The official accused London of failing to accept that Brexit will necessarily distance it from the EU.

The broadside followed three days of talks with British negotiators in Brussels and comes a month before a summit where Prime Minister Theresa May hopes to defuse the Irish issue.

British demands to continue participating in the EU's easy criminal extradition system or in the most high-security parts of the Galileo satellite programme were unacceptable to other member states since May rejects EU legal supervision.

"The sooner we can get out of the business of denying the consequences of Brexit, the sooner we can get on with finding solutions," the official told reporters. "The sooner we move away from this fantasy, the quicker we can get to constructive discussions about how to design that future relationship."

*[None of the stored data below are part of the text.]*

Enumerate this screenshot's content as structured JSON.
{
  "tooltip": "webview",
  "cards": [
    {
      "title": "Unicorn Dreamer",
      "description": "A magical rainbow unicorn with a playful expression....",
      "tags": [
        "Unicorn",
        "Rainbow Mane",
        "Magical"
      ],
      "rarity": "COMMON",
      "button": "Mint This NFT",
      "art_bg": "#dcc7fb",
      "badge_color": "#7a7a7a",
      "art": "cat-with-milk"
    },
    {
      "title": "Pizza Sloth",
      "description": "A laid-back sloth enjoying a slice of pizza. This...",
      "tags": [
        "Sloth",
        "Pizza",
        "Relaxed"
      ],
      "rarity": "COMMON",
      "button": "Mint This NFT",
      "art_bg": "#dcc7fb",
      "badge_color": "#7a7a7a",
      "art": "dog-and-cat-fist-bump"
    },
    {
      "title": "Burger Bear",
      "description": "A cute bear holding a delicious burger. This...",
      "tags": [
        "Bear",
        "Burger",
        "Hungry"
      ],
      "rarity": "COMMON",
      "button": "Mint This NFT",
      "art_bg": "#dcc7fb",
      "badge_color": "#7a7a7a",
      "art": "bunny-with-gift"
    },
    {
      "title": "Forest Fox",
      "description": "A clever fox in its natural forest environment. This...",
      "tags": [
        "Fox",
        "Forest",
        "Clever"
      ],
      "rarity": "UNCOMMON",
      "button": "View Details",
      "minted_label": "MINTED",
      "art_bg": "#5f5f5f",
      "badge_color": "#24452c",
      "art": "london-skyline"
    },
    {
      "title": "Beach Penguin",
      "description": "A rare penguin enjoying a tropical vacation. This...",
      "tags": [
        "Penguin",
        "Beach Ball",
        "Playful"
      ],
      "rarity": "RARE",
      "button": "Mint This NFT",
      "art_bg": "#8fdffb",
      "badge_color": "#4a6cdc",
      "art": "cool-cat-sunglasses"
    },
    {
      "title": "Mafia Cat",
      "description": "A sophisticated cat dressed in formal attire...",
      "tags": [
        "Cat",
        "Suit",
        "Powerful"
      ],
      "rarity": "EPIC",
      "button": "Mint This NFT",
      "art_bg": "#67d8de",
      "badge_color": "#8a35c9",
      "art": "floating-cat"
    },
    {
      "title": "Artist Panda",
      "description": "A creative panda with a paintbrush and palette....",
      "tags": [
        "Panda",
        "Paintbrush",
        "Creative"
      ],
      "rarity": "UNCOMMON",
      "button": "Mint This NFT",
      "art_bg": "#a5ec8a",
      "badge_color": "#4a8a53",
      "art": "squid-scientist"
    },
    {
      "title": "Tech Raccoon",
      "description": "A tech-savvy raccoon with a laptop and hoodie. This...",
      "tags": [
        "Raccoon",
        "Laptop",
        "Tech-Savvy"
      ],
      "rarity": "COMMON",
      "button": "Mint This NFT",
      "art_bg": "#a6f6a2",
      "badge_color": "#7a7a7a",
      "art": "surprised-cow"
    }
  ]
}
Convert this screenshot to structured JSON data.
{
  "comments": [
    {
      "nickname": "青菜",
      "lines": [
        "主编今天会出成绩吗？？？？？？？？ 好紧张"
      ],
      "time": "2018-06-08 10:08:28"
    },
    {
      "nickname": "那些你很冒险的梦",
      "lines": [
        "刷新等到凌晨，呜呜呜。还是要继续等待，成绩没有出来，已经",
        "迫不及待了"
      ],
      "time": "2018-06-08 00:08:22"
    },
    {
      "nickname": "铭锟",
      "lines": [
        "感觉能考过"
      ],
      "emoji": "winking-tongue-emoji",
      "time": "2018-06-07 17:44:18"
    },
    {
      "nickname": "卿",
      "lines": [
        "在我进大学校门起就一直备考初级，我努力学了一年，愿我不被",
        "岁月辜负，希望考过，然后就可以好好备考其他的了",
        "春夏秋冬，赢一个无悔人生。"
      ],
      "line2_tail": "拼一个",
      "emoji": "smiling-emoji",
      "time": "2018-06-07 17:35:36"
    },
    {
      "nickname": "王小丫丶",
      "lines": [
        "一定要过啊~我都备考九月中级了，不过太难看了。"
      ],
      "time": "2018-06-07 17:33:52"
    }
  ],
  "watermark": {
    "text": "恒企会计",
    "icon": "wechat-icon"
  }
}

British proposals to avoid a hard land border with EU member Ireland, complete with customs and other checks, were also firmly rejected by Brussels, in part because London was coupling them with a bid to also secure better "backdoor" access for the rest of the United Kingdom to the EU's single market.

In uncompromising language indicating wide gaps just five months before a target date for a treaty to ensure a smooth Brexit in March, the official said of the Irish issue: "Progress so far seems elusive and substantive progress even more so."

Talks on a framework for future relations also made little advance, with Britain rejecting a simple free trade pact and the EU refusing London's offer of mutual recognition of each other's regulations. But a status-quo transition period through 2020 means those are less pressing than the need for an Irish border deal which both sides want as part of a pre-withdrawal treaty.

BACKSTOP DEADLOCK

In December, a provisional draft included language, rejected by May, for a "backstop" under which Northern Ireland would if need be remain aligned with EU economic rules.

Dependent for her majority on Northern Irish allies opposed to new barriers between the province and the British mainland, May has suggested making the backstop time-limited and that it may see the whole United Kingdom apply EU customs rules.

But the EU official dismissed that, saying that a deadline for ending the backstop would make it pointless - effectively just delaying a possible introduction of a hard border that could inflame sectarian violence - and said London must stop seeking a solution that would greatly benefit mainland firms.

"We need to have the recognition that the backstop has to be Northern Ireland-specific," the official said. "We need to do away with the fantasy that there is an all-UK solution to that."

EU negotiators regard proposals to keep the British mainland aligned to EU regulations as a "back door" to keep access to the single market. They may be flexible at the modest scale of Ireland but not for the second biggest economy in Europe.

The official said Britain had promised a new proposal on the Irish issue and Brussels hoped to have them early next month.

Saying that a consequence of full British involvement in Galileo would be that London might be able to block the EU's own access to satellites in a dispute, the official denied however that such arguments betrayed a deep lack of trust.

Any future relationship would rely on trust, the official said, but Britain could not expect the same treatment as member states subject to stricter EU oversight.

Reflecting a sour tone, however, the official also told reporters that British negotiators said they would use their place inside the EU for the remaining 10 months to try in budget discussions to alter rules for access to non-member states.

Britain's finance minister Philip Hammond hit back at suggestions it was up to London to deal with its own decision to leave the EU: "I fear many EU opinion-formers ... see the Brexit challenge as simply one for the UK to resolve," he told a business conference. "This has to be a two-way conversation."